In the last year the company has delineated, extended and confirmed reserves in its domestic Arabiyah, Berri, Dirwazah, Hasbah, Khuzama, Midrikah, Zuluf, Abu Hadriya, Ghawar and Marjan fields. Some highlights include the Arabiyah-101 offshore delineation well that flowed 11.7 million scfd of gas and 20 bpd of condensate from the Jilh reservoir.

The Hasbah-17 offshore delineation well flowed 47.5 million scfd from the Khuff B reservoir. Improvements in seismic technology and reservoir modelling across the industry have dramatically increased success in finding oil and gas fields and have helped maximize hydrocarbon recovery from reservoirs. To this end, the company has maintained its commitment to infrastructure development and exploration, coupled with investments in advanced upstream technology and applied research.

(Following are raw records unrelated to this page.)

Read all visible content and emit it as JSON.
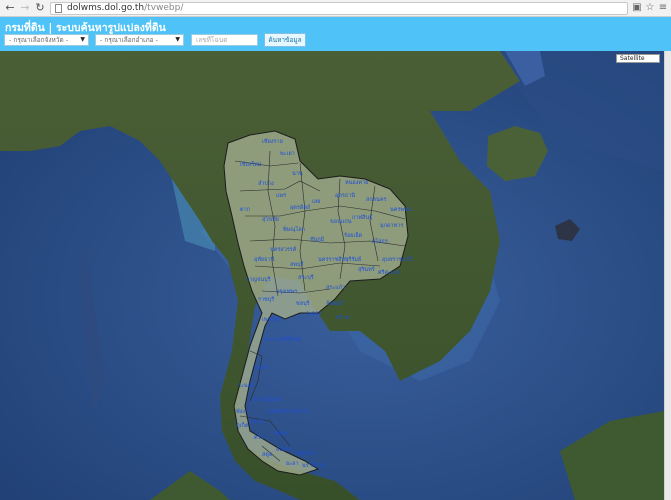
{
  "browser": {
    "url_host": "dolwms.dol.go.th",
    "url_path": "/tvwebp/"
  },
  "header": {
    "title": "กรมที่ดิน | ระบบค้นหารูปแปลงที่ดิน",
    "province_select": "- กรุณาเลือกจังหวัด -",
    "district_select": "- กรุณาเลือกอำเภอ -",
    "parcel_placeholder": "เลขที่โฉนด",
    "search_button": "ค้นหาข้อมูล"
  },
  "map": {
    "map_type": "Satellite",
    "province_labels": [
      "เชียงราย",
      "เชียงใหม่",
      "พะเยา",
      "น่าน",
      "ลำปาง",
      "แพร่",
      "อุตรดิตถ์",
      "ตาก",
      "สุโขทัย",
      "พิษณุโลก",
      "เลย",
      "หนองคาย",
      "อุดรธานี",
      "สกลนคร",
      "นครพนม",
      "ขอนแก่น",
      "กาฬสินธุ์",
      "มุกดาหาร",
      "ร้อยเอ็ด",
      "ยโสธร",
      "อุบลราชธานี",
      "ชัยภูมิ",
      "นครราชสีมา",
      "บุรีรัมย์",
      "สุรินทร์",
      "ศรีสะเกษ",
      "นครสวรรค์",
      "อุทัยธานี",
      "กาญจนบุรี",
      "ลพบุรี",
      "สระบุรี",
      "กรุงเทพฯ",
      "ชลบุรี",
      "ระยอง",
      "จันทบุรี",
      "ตราด",
      "สระแก้ว",
      "ราชบุรี",
      "เพชรบุรี",
      "ประจวบคีรีขันธ์",
      "ชุมพร",
      "ระนอง",
      "สุราษฎร์ธานี",
      "พังงา",
      "ภูเก็ต",
      "กระบี่",
      "นครศรีธรรมราช",
      "ตรัง",
      "พัทลุง",
      "สงขลา",
      "สตูล",
      "ปัตตานี",
      "ยะลา",
      "นราธิวาส"
    ]
  }
}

The Advanced Research Center of Aramco's Exploration and Petroleum Engineering Center (EXPEC ARC) are dedicated to subsurface upstream research. Company scientists and researchers in this facility have made breakthroughs in reservoir simulation that enable Aramco to optimize production strategies and ensure reservoir sustainability over decades.

Fractured findings

Many of the oil and gas fields throughout the Middle East are in fractured reservoirs, presenting challenges to reservoir modeling, drilling and predicting production flow. Together with international oilfield service partners, has developed a workflow that integrates fracture characterization using data from well cores, logs, formation images, thin sections, seismic surveys and production statistics. A discrete fracture network was modeled in 3-D and enabled critical porosity and permeability to be derived along the fracture itself. This is fed into the dual fracture/media porosity and permeability simulation for accurate fluid flow. Aramco has applied the workflow successfully on Ghawar, Abqaiq and Safaniyah fields, yielding significant reservoir clarity.